Auffallend für Esperantisten ist hier: „…gemeinsame Wissenschaftssprache …“.
CFW 16/18:
Der Friede muss nicht nur durch friedfertige Absichten, sondern durch feste übernationale Institutionen gesichert werden. Absichten und Gefühle wechseln von Land zu Land, von Generation zu Generation; der Friede aber muß alle Länder umfassen und die Generationen überdauern. Diese Institutionen müssen so gut wie möglich den heranreifenden innenpolitischen Strukturen und einer sich vereinheitlichenden Welt angepasst sein. …
In der west- und mitteleuropäischen Geschichte waren Rechtsgleichheit und Rechtssicherheit das wichtigste Sprungbrett zur institutionell gesicherten Freiheit. …
In der Welt-Innenpolitik ist die Schaffung und Verteidigung zuverlässiger rechtsstaatlicher Formen im Innern der Staaten und durchsetzbarer rechtlicher Normen im Verkehr zwischen ihnen ein vordringliches Ziel; dies ist ein Ziel, das überall auf der Welt persönlichen Einsatz unter Gefahr rechtfertigt. Rechtsstaatlichkeit ist die Grundlage bürgerlicher Freiheit; Freiheit ohne bindende Rechtsordnung vernichtet sich selbst. …
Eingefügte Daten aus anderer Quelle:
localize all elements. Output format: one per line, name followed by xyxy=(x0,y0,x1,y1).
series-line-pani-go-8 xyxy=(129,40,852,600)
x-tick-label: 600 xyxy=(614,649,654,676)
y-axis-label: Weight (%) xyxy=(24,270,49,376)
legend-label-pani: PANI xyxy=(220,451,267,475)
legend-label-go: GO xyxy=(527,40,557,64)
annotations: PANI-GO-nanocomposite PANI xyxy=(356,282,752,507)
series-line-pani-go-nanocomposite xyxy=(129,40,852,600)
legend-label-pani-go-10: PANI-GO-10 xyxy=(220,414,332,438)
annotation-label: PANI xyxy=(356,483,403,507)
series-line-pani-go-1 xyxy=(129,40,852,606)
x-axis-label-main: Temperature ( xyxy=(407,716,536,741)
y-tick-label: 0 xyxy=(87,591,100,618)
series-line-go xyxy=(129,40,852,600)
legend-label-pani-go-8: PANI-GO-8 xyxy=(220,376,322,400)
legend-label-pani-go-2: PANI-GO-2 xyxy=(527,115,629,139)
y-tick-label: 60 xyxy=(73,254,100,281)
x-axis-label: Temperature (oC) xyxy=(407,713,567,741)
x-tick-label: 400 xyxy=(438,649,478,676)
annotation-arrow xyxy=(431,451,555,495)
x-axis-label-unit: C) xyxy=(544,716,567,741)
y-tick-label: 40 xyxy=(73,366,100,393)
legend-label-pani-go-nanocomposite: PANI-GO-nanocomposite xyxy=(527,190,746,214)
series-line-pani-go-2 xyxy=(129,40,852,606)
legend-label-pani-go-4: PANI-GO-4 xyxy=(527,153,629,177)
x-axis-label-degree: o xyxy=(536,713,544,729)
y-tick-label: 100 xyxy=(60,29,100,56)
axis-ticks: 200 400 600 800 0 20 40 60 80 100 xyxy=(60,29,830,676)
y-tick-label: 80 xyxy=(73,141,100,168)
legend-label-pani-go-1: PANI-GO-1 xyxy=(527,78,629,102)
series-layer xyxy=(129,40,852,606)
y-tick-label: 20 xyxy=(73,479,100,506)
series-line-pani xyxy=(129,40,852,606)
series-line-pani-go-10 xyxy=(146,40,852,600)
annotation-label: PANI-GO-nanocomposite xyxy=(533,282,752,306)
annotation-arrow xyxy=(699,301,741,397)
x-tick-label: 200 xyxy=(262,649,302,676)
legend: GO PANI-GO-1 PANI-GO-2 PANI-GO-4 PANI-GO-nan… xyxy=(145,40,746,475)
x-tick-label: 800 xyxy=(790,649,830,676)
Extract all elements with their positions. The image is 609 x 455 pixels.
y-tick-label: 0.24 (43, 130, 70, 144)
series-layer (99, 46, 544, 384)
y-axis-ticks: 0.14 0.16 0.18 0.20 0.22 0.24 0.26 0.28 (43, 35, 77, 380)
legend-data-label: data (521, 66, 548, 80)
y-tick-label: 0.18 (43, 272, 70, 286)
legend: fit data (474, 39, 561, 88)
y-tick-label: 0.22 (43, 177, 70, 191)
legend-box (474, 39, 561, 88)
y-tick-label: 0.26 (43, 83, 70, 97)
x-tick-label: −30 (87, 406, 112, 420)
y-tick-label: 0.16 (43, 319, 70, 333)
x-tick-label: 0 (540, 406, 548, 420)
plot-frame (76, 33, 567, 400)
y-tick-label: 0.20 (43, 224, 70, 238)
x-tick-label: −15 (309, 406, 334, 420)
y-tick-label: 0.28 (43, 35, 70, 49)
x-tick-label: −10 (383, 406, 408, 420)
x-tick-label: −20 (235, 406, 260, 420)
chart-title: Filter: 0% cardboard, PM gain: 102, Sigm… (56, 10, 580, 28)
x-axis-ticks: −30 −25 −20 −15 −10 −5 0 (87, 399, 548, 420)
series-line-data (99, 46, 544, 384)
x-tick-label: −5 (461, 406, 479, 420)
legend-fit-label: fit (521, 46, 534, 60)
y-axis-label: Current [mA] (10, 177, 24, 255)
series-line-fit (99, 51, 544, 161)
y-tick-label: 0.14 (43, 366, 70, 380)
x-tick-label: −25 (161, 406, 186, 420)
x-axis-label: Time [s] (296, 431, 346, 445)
Terror ist ja eigentlich ein plumpes und altmodisches Mittel: Das moderne Problem heißt: Freiheit und Planung. Moderne Industriegesellschaften wie einerseits die der atlantischen Nationen, andererseits die der Sowjetunion werden einander immer ähnlicher; dies geschieht unter der Decke widerstreitender Ideologien …
Friedenshoffnung mit Esperanto: Im Einklang mit Esperanto bietet Homaranismo plausible Optionen an. Solche skizzierten Ansätze von globalen Gemeinsamkeiten weisen in Richtung weltinnenpolitisch konsensfähiger Aktionen. Zugleich ist Esperanto ein Modell einer konsensfähigen Vernunft.
Die moralische Anstrengung obliegt auch uns, „dem Westen“: Im Sinne von „richtig oder falsch“ und logischen Schlüssen (Aristoteles) als westlicher Weisheit ist Esperanto optimal vorstrukturiert. Aber wie können wir Esperanto und Homaranismo weiter entwickeln, im Sinne globaler Gemeinsamkeit und Weltinnenpolitik? Wie können wir Erkenntnisse und Werte anderer Kulturkreise einbeziehen? Ein Beispiel aus fernöstlicher Weisheit könnte sein: „Das Gegenteil einer tiefen Weisheit ist wieder eine tiefe Weisheit“.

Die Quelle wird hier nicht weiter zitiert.